When we moved here, we made decisions based on the criteria we had – but it seems to be another life and money suck, like our wedding was.  If this were a brand new house, it may have been easier, but we may just not be cut out for this much responsibility.  Not everyone is meant to own a home.  There are many reasons that renting is easier and less stressful.  Besides, even if we want to own a home, we could go for a townhouse,* which would provide a small yard but remove a lot of the maintenance – plus, having shared walls has its perks in terms of electricity usage.  (Though it’s important to include HOA fees in your retirement calculations.)
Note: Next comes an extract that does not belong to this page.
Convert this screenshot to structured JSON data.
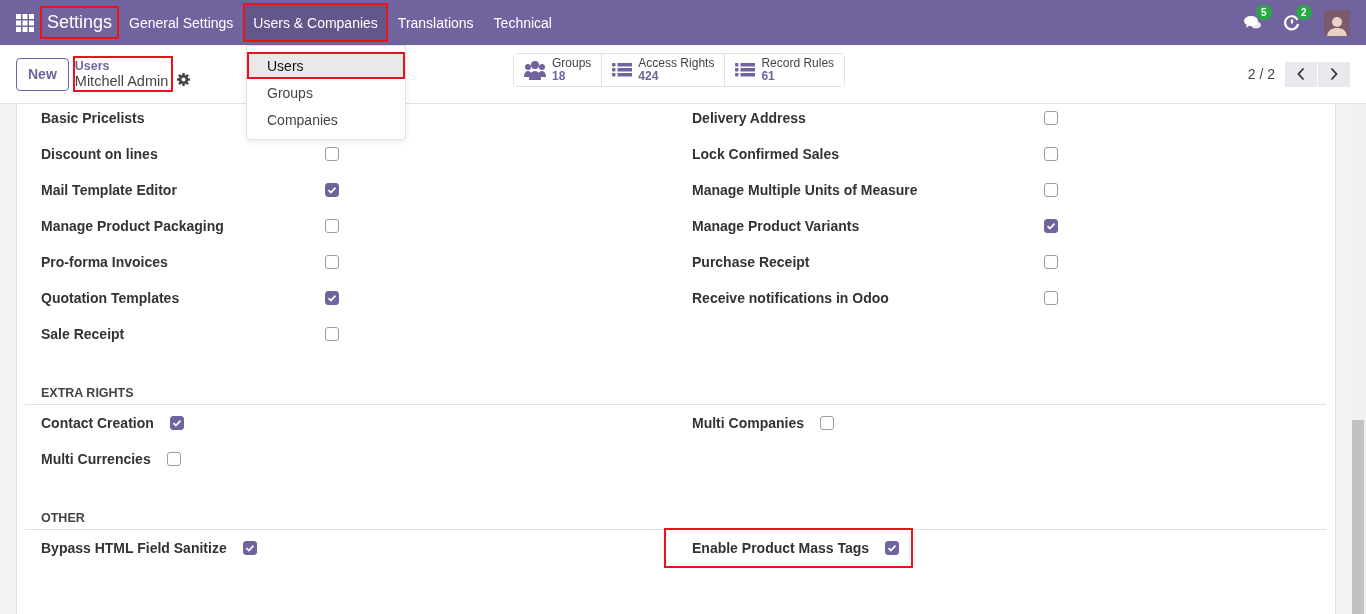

Having more money in the bank** and living closer to where things are happening is very appealing.  Not only does it sound like a better life, it’s also a less stressful one.  We should be spending our money on experiences rather than stuff, and dropping the house (that we just got into, yeah, yeah) would free up at least say $1,600 pcm.***  That’s a lot of money, and a lot of peace of mind.


* Today, while we were at a local eatery for three hours discussing our future possibilities and making our backup plan in case this place continues to blow, DW let me know that she might actually prefer a townhouse to a single-family home.  This is a change of direction, but I think a good one.

** In this case, I mean more money in our pockets, in our budgets, in our savings account, and in our investment accounts.

*** We’re paying $2,600 pcm for the mortgage and escrow (and now I wish we’d gotten the 30-year), plus we’re spending $400 pcm on house projects, eventually to cover saving for replacements of big-ticket items like the roof or the water heater.  If we get an apartment for $1,200 pcm in Orlando, that leaves $1,800 pcm on the table – great for paying off debt, spending on experiences, and saving and investing for the future.